Когда я поднимался на первый этаж, она выводила трели из «Травиаты». Поднимаясь на второй, я остановился и заслушался, прикрыв глаза. Мадам Баттерфляй приветствовала входящий в гавань белоснежный корабль и лейтенанта, тоже во всем белом.
То был голос хрупкой японской девушки, лившийся с холма, куда она поднялась весенним вечером. Фотография этой девушки стояла на столике возле окна, выходившего на галерею второго этажа. Тогда ей было семнадцать лет, и она весила от силы сто двадцать фунтов, но с тех пор прошло много времени. Голос вел меня наверх по старой темной лестнице и сулил близкое счастье.
Я знал, что стоит мне подойти к дверям, и пение прекратится.
— Фанни, — говорил я обычно, — по-моему, здесь только что кто-то пел.
— Неужели?
— Что-то из «Баттерфляй».
— Как странно. Интересно, кто бы это мог быть?
Мы играли в эту игру годами, говорили о музыке, обсуждали симфонии, балеты и оперы, слушали музыку по радио, заводили старенький, растрескавшийся эдисоновский патефон и ставили пластинки, но никогда, ни разу за три тысячи дней Фанни не пела при мне.

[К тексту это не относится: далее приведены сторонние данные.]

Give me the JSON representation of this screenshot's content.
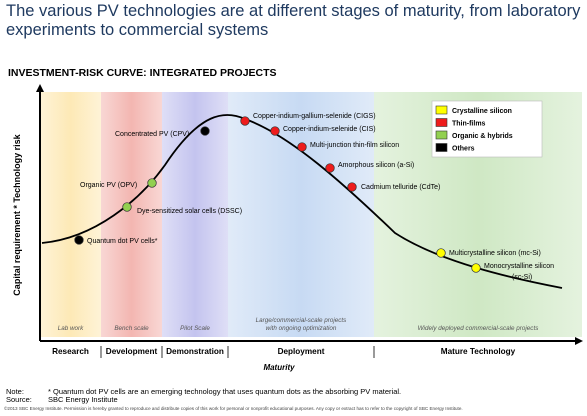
{
  "header": {
    "title": "The various PV technologies are at different stages of maturity, from laboratory experiments to commercial systems",
    "subtitle": "INVESTMENT-RISK CURVE: INTEGRATED PROJECTS"
  },
  "chart_data": {
    "type": "line",
    "ylabel": "Capital requirement * Technology risk",
    "xlabel": "Maturity",
    "stages": [
      {
        "label": "Research",
        "note": "Lab work",
        "color": "#fde9b6"
      },
      {
        "label": "Development",
        "note": "Bench scale",
        "color": "#f3b6b1"
      },
      {
        "label": "Demonstration",
        "note": "Pilot Scale",
        "color": "#c4c4ef"
      },
      {
        "label": "Deployment",
        "note": "Large/commercial-scale projects with ongoing optimization",
        "note_lines": [
          "Large/commercial-scale projects",
          "with ongoing optimization"
        ],
        "color": "#c7daf3"
      },
      {
        "label": "Mature Technology",
        "note": "Widely deployed commercial-scale projects",
        "color": "#cfe8c4"
      }
    ],
    "legend": [
      {
        "name": "Crystalline silicon",
        "color": "#ffff00"
      },
      {
        "name": "Thin-films",
        "color": "#ee1c1c"
      },
      {
        "name": "Organic & hybrids",
        "color": "#92d050"
      },
      {
        "name": "Others",
        "color": "#000000"
      }
    ],
    "legend_position": "top-right",
    "points": [
      {
        "label": "Quantum dot PV cells*",
        "category": "Others"
      },
      {
        "label": "Dye-sensitized solar cells (DSSC)",
        "category": "Organic & hybrids"
      },
      {
        "label": "Organic PV (OPV)",
        "category": "Organic & hybrids"
      },
      {
        "label": "Concentrated PV (CPV)",
        "category": "Others"
      },
      {
        "label": "Copper-indium-gallium-selenide (CIGS)",
        "category": "Thin-films"
      },
      {
        "label": "Copper-indium-selenide (CIS)",
        "category": "Thin-films"
      },
      {
        "label": "Multi-junction thin-film silicon",
        "category": "Thin-films"
      },
      {
        "label": "Amorphous silicon (a-Si)",
        "category": "Thin-films"
      },
      {
        "label": "Cadmium telluride (CdTe)",
        "category": "Thin-films"
      },
      {
        "label": "Multicrystalline silicon (mc-Si)",
        "category": "Crystalline silicon"
      },
      {
        "label": "Monocrystalline silicon",
        "label2": "(sc-Si)",
        "category": "Crystalline silicon"
      }
    ]
  },
  "footer": {
    "note_label": "Note:",
    "note_text": "* Quantum dot PV cells are an emerging technology that uses quantum dots as the absorbing PV material.",
    "source_label": "Source:",
    "source_text": "SBC Energy Institute",
    "copyright": "©2013 SBC Energy Institute. Permission is hereby granted to reproduce and distribute copies of this work for personal or nonprofit educational purposes. Any copy or extract has to refer to the copyright of SBC Energy Institute."
  }
}
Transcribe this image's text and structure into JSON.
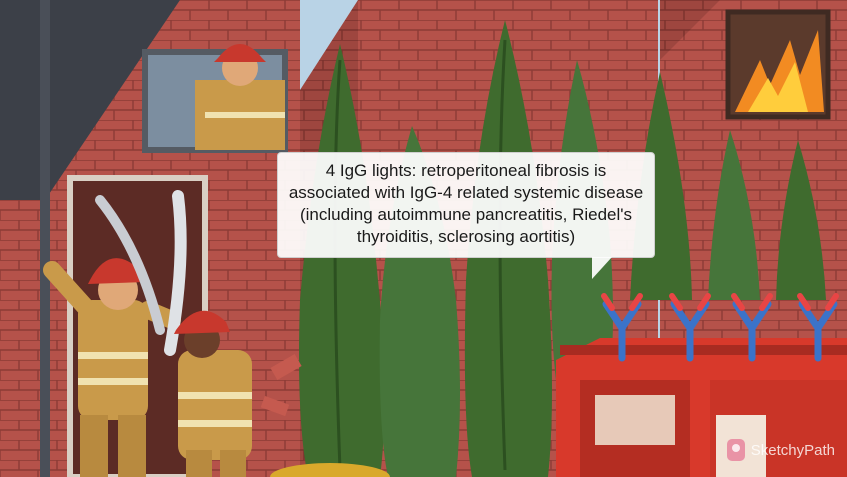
{
  "scene": {
    "description_icons": [
      "firefighter-icon",
      "antibody-icon",
      "fire-icon",
      "fire-truck-icon",
      "cypress-tree-icon"
    ],
    "colors": {
      "brick": "#b5524a",
      "sky": "#b9d3e6",
      "tree": "#3f6b2e",
      "uniform": "#c99a4a",
      "truck": "#d8392b",
      "antibody": "#3b73c9",
      "fire": "#f28b22"
    }
  },
  "callout": {
    "text": "4 IgG lights: retroperitoneal fibrosis is associated with IgG-4 related systemic disease (including autoimmune pancreatitis, Riedel's thyroiditis, sclerosing aortitis)"
  },
  "brand": {
    "name": "SketchyPath"
  }
}
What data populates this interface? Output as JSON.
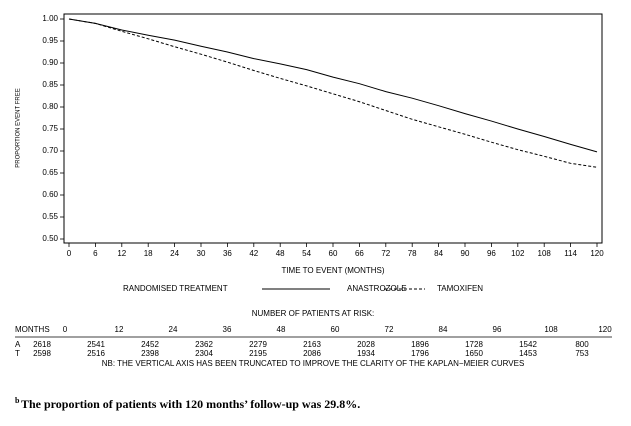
{
  "chart_data": {
    "type": "line",
    "x_label": "TIME TO EVENT (MONTHS)",
    "y_label": "PROPORTION EVENT FREE",
    "x": [
      0,
      6,
      12,
      18,
      24,
      30,
      36,
      42,
      48,
      54,
      60,
      66,
      72,
      78,
      84,
      90,
      96,
      102,
      108,
      114,
      120
    ],
    "series": [
      {
        "name": "ANASTROZOLE",
        "color": "#000000",
        "dash": "solid",
        "values": [
          1.0,
          0.99,
          0.975,
          0.963,
          0.952,
          0.938,
          0.925,
          0.91,
          0.898,
          0.885,
          0.868,
          0.853,
          0.835,
          0.82,
          0.803,
          0.785,
          0.768,
          0.75,
          0.733,
          0.715,
          0.698
        ]
      },
      {
        "name": "TAMOXIFEN",
        "color": "#000000",
        "dash": "dashed",
        "values": [
          1.0,
          0.99,
          0.972,
          0.955,
          0.937,
          0.92,
          0.902,
          0.883,
          0.865,
          0.848,
          0.83,
          0.812,
          0.792,
          0.772,
          0.755,
          0.738,
          0.72,
          0.703,
          0.688,
          0.672,
          0.663
        ]
      }
    ],
    "xlim": [
      0,
      120
    ],
    "ylim": [
      0.5,
      1.0
    ],
    "xticks": [
      0,
      6,
      12,
      18,
      24,
      30,
      36,
      42,
      48,
      54,
      60,
      66,
      72,
      78,
      84,
      90,
      96,
      102,
      108,
      114,
      120
    ],
    "yticks": [
      {
        "value": 0.5,
        "label": "0.50"
      },
      0.55,
      {
        "value": 0.6,
        "label": "0.60"
      },
      0.65,
      {
        "value": 0.7,
        "label": "0.70"
      },
      0.75,
      {
        "value": 0.8,
        "label": "0.80"
      },
      0.85,
      {
        "value": 0.9,
        "label": "0.90"
      },
      0.95,
      {
        "value": 1.0,
        "label": "1.00"
      }
    ],
    "legend_title": "RANDOMISED TREATMENT"
  },
  "risk_table": {
    "title": "NUMBER OF PATIENTS AT RISK:",
    "header_label": "MONTHS",
    "months": [
      0,
      12,
      24,
      36,
      48,
      60,
      72,
      84,
      96,
      108,
      120
    ],
    "rows": [
      {
        "label": "A",
        "values": [
          2618,
          2541,
          2452,
          2362,
          2279,
          2163,
          2028,
          1896,
          1728,
          1542,
          800
        ]
      },
      {
        "label": "T",
        "values": [
          2598,
          2516,
          2398,
          2304,
          2195,
          2086,
          1934,
          1796,
          1650,
          1453,
          753
        ]
      }
    ],
    "note": "NB: THE VERTICAL AXIS HAS BEEN TRUNCATED TO IMPROVE THE CLARITY OF THE KAPLAN−MEIER CURVES"
  },
  "footnote": {
    "marker": "b",
    "text": "The proportion of patients with 120 months’ follow-up was 29.8%."
  }
}
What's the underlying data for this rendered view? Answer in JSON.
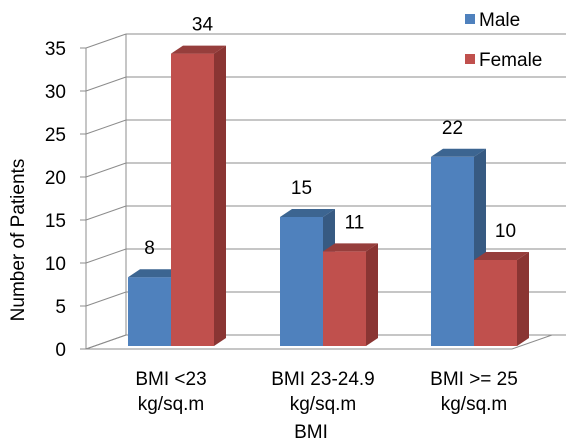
{
  "chart_data": {
    "type": "bar",
    "title": "",
    "xlabel": "BMI",
    "ylabel": "Number of Patients",
    "categories": [
      [
        "BMI <23",
        "kg/sq.m"
      ],
      [
        "BMI 23-24.9",
        "kg/sq.m"
      ],
      [
        "BMI >= 25",
        "kg/sq.m"
      ]
    ],
    "series": [
      {
        "name": "Male",
        "values": [
          8,
          15,
          22
        ],
        "color": "#4f81bd",
        "top_color": "#3c6591",
        "side_color": "#375a82"
      },
      {
        "name": "Female",
        "values": [
          34,
          11,
          10
        ],
        "color": "#c0504d",
        "top_color": "#963e3c",
        "side_color": "#8a3533"
      }
    ],
    "ylim": [
      0,
      35
    ],
    "yticks": [
      0,
      5,
      10,
      15,
      20,
      25,
      30,
      35
    ],
    "grid": true,
    "legend_position": "top-right",
    "style": "3d-clustered-column"
  }
}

Однако сегодня все было иначе.
Я поднялся на второй этаж, и пение прекратилось. Наверно, она задумалась, решая, что делать дальше. Может быть, выглянув в окно, увидела, как медленно я бреду по улице к дому. Может быть, угадала мои тайные мысли. Может быть, когда я звонил с другого конца города, мой голос (но это невозможно!) донес до нее печаль и шум дождя прошлой ночи. Но, как бы то ни было, в цветущем, необъятном теле Фанни Флорианны всколыхнулась мощная интуиция, и Фанни вознамерилась удивить меня.
Я стоял у ее дверей и прислушивался.
Что-то заскрипело, словно большой корабль с трудом прокладывал себе путь по волнам. За дверью насторожилась чуткая совесть.
Тихо зашипел патефон!
Я постучал.
— Фанни! — крикнул я. — Это Чокнутый!
— Voila[21]!
Она открыла дверь, и на меня, как раскаты грома, обрушилась музыка. Эта необыкновенная женщина сперва поставила тонко заточенную деревянную иголку на шипящую пластинку, придвинулась к двери и, схватившись за ручку, выжидала. Как только палочка дирижера метнулась вниз, она распахнула дверь во всю ширь. Из комнаты вырвалась музыка Пуччини, обволокла меня, повлекла за собой. Фанни Флорианна помогала ей.
Звучала первая сторона пластинки «Флория Тоска». Фанни усадила меня на шаткий стул, взяла мою пятерню и сунула в нее стакан хорошего вина.
— Я же не пью, Фанни.
— Глупости. Ты посмотри на себя. Пей!
Она вытанцовывала вокруг меня, как те диковинные гиппопотамы, что легче пушинок молочая порхали в «Фантазии»[22], и опустилась, как поразительно странная перина, на свое безответное кресло. К концу пластинки я залился слезами.
— Ну, ну, — зашептала Фанни. — Ну, ну!
— Я всегда плачу, когда слушаю Пуччини, Фанни.
— Да, дорогой, но не так горько.
— Это правда, не так горько. — Я отпил половину второго стакана. Это был «Сент-Эмильон»[23] 1933 года из хорошего виноградника, его привез и оставил Фанни кто-то из ее богатых друзей. Они приезжали сюда через весь город, рассчитывая душевно поболтать, весело посмеяться, вспомнить лучшие для них времена, не думая о том, чей доход выше. Однажды вечером я увидел, как к ней поднимаются какие-то родственники Тосканини, и остался ждать внизу. Видел, как от нее спускается Лоуренс Тиббет[24], — проходя мимо меня, он кивнул. Приезжая поболтать, они всегда привозили лучшие вина и уходили, улыбаясь. Центр мира может быть где угодно. Здесь он находился на втором этаже дома, где сдаются квартиры, расположенного не в лучшем районе Лос-Анджелеса.